And I'm sorry to say that this is typical of Mr. McCain. Every once in a while he makes headlines by apparently defying Mr. Bush, but he always returns to the fold, even if the abuses he railed against continue unabated.

So here's what you need to know about John McCain.

He isn't a straight talker. His flip-flopping on tax cuts, his call to send troops we don't have to Iraq and his endorsement of the South Dakota anti-abortion legislation even while claiming that he would find a way around that legislation's central provision show that he's a politician as slippery and evasive as, well, George W. Bush.

He isn't a moderate. Mr. McCain's policy positions and Senate votes don't just place him at the right end of America's political spectrum; they place him in the right wing of the Republican Party.

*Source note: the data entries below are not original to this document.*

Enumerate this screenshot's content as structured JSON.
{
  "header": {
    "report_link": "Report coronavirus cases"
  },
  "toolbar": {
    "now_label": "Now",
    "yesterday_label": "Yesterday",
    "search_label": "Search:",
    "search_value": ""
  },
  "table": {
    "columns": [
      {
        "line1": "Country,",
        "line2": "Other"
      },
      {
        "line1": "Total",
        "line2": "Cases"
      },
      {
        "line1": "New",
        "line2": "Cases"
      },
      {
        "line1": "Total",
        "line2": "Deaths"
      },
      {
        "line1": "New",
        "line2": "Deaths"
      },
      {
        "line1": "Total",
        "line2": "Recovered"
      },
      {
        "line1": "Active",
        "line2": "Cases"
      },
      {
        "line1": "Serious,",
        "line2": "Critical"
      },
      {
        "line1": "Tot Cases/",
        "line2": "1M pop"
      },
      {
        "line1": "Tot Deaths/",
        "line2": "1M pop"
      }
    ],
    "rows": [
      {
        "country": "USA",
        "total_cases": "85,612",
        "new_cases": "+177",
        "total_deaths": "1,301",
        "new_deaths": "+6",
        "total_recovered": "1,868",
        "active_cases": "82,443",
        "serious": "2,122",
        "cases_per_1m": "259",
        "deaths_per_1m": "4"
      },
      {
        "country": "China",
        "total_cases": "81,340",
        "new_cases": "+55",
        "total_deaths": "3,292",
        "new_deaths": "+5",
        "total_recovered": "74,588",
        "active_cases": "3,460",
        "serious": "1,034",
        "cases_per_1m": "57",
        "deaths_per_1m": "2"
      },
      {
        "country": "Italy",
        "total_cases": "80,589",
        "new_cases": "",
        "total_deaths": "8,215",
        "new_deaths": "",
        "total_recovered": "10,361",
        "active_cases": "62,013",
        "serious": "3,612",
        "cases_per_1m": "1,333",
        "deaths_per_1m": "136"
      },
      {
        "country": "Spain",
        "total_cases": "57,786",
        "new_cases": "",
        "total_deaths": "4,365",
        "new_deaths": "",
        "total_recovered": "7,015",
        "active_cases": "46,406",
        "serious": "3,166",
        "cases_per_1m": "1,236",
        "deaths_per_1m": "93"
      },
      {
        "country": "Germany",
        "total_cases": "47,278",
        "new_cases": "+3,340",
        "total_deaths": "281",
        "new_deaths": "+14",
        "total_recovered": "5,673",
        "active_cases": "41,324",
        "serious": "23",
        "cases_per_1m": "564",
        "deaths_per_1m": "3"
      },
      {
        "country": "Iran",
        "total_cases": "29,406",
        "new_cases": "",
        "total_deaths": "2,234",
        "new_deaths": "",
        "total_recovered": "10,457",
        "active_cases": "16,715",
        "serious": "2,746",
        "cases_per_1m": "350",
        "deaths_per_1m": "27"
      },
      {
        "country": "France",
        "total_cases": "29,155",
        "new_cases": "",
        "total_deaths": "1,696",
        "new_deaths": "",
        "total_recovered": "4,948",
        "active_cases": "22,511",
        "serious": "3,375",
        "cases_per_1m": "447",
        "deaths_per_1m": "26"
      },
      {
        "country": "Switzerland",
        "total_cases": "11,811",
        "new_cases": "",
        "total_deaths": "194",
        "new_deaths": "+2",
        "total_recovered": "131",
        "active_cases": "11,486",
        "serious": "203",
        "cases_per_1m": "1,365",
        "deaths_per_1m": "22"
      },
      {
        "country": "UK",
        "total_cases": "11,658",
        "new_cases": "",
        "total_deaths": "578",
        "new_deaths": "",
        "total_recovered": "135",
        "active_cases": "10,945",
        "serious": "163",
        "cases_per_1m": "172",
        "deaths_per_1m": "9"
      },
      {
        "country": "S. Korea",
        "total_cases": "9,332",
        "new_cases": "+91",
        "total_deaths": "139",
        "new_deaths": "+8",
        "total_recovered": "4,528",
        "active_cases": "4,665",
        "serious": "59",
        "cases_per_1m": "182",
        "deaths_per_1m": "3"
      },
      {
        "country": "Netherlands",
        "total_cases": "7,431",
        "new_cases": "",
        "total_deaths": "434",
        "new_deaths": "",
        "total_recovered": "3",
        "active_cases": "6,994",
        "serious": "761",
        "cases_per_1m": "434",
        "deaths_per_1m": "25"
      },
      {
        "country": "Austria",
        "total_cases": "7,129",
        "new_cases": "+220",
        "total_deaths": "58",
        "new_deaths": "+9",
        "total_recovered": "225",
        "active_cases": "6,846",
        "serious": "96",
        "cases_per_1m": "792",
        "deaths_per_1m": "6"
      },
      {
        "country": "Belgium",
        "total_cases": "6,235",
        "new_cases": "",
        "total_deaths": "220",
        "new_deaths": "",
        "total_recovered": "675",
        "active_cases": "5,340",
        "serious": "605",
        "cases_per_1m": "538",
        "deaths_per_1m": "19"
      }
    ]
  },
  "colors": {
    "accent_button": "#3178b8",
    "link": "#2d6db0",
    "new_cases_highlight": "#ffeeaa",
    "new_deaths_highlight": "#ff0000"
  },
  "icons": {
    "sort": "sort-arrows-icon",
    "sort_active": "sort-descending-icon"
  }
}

And he isn't a maverick, at least not when it counts. When the cameras are rolling, Mr. McCain can sometimes be seen striking a brave pose of opposition to the White House. But when it matters, when the Bush administration's ability to do whatever it wants is at stake, Mr. McCain always toes the party line.

It's worth recalling that during the 2000 election campaign George W. Bush was widely portrayed by the news media both as a moderate and as a straight-shooter. As Mr. Bush has said, "Fool me once, shame on — shame on you. Fool me — you can't get fooled again."